Tuesday 20 April 2010


Nested communities




I blogged yesterday about the four main types of community; the communities of practice, the communities of purpose, the communities of interest, and the social communities.

It is worth pointing out that in many large communities, these various types can coexist within one community, in a sort of nested arrangement, as shown on the diagram. This works as follows.

At the core of the community may be a core team, who are jointly accountable for the running of the community. This is part of their job, and they are rewarded for doing it. They roles are now officially part of what they do, and they cannot come and go as they please - they have a level of commitment. In some cases, they may timewrite against these community roles. This core team collectively agreee deliverables with the company (often through a community sponsor), and in return may receive a community budget. This collective agreement means that the core team is a community of purpose.

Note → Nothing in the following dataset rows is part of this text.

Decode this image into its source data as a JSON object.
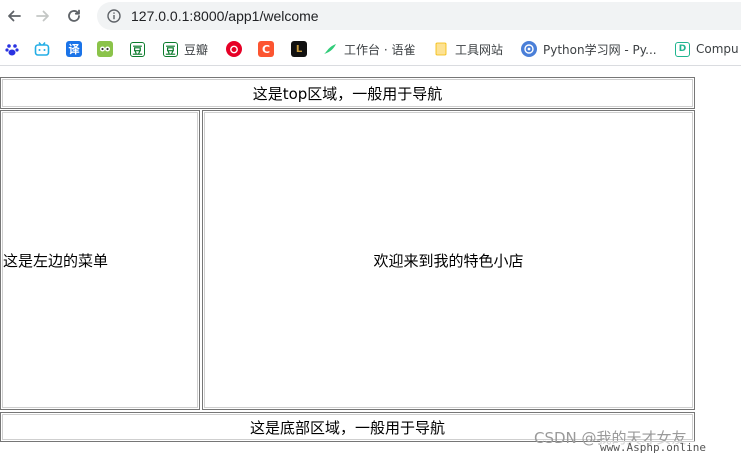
{
  "browser": {
    "url": "127.0.0.1:8000/app1/welcome",
    "bookmarks": [
      {
        "icon": "baidu-icon",
        "label": ""
      },
      {
        "icon": "bilibili-icon",
        "label": ""
      },
      {
        "icon": "translate-icon",
        "label": ""
      },
      {
        "icon": "iqiyi-icon",
        "label": ""
      },
      {
        "icon": "douban-icon",
        "label": ""
      },
      {
        "icon": "douban-icon",
        "label": "豆瓣"
      },
      {
        "icon": "netease-music-icon",
        "label": ""
      },
      {
        "icon": "csdn-icon",
        "label": ""
      },
      {
        "icon": "league-icon",
        "label": ""
      },
      {
        "icon": "yuque-icon",
        "label": "工作台 · 语雀"
      },
      {
        "icon": "folder-icon",
        "label": "工具网站"
      },
      {
        "icon": "python-icon",
        "label": "Python学习网 - Py..."
      },
      {
        "icon": "computer-icon",
        "label": "Compu"
      }
    ]
  },
  "page": {
    "top": "这是top区域，一般用于导航",
    "left": "这是左边的菜单",
    "main": "欢迎来到我的特色小店",
    "footer": "这是底部区域，一般用于导航"
  },
  "watermark": {
    "text": "CSDN @我的天才女友",
    "site": "www.Asphp.online"
  }
}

The core team service a community of practitioners. These are a true community of practice. Their roles are informal, and their involvement in the community is entirely at their own discretion. They do not timewrite to community activity - their incentive to take part is due to their passion for teh topic and to the access to knowledge proivided by the community. They are potentially both users and providers of knowledge.

There also may be a group of those who do not practice in the topic, but are interested observers of the community activity. They do not use the knowledge to improive their own practice, but they want to know what's going on. These people form a community of interest around the topic.

And where is the purely social community? It's not on this picture at all, as this is a community focused around a topic, rather than a social community of friends. Over time, friednships and social ties will develop, but the primary purpose of this nested community is business rather than social.

Now of course not every business community will be nested like this.

There are the purely vonluntary communities of practice, with no funding, no sponsor, no deliverables and no offical roles. These have no community of purpose at the core.

There are the communities which are purely communities of purpose - budget-holding collaborative work groups set up to solve particular problems.

There are the communities which are "practitioners only" - closed to the "interested observers"

However we need to recognise that community types can nest.

So how does this work in terms of technology? we will find that in a nested community, different layers make use of different tools.

The core Community of Purpose may have their own collaborative workspace, for setting up meetings of the core, or for administration. Often they will throw this open for comment to the wider community, but the main users of this workspace will be the core. The core may use the community blog for community announcements.

The community of practice will use the discussion forum, will build the wiki, will take part in knowledge sharing activities.

The community of interest will be more passive observers, and will read rather than contribute.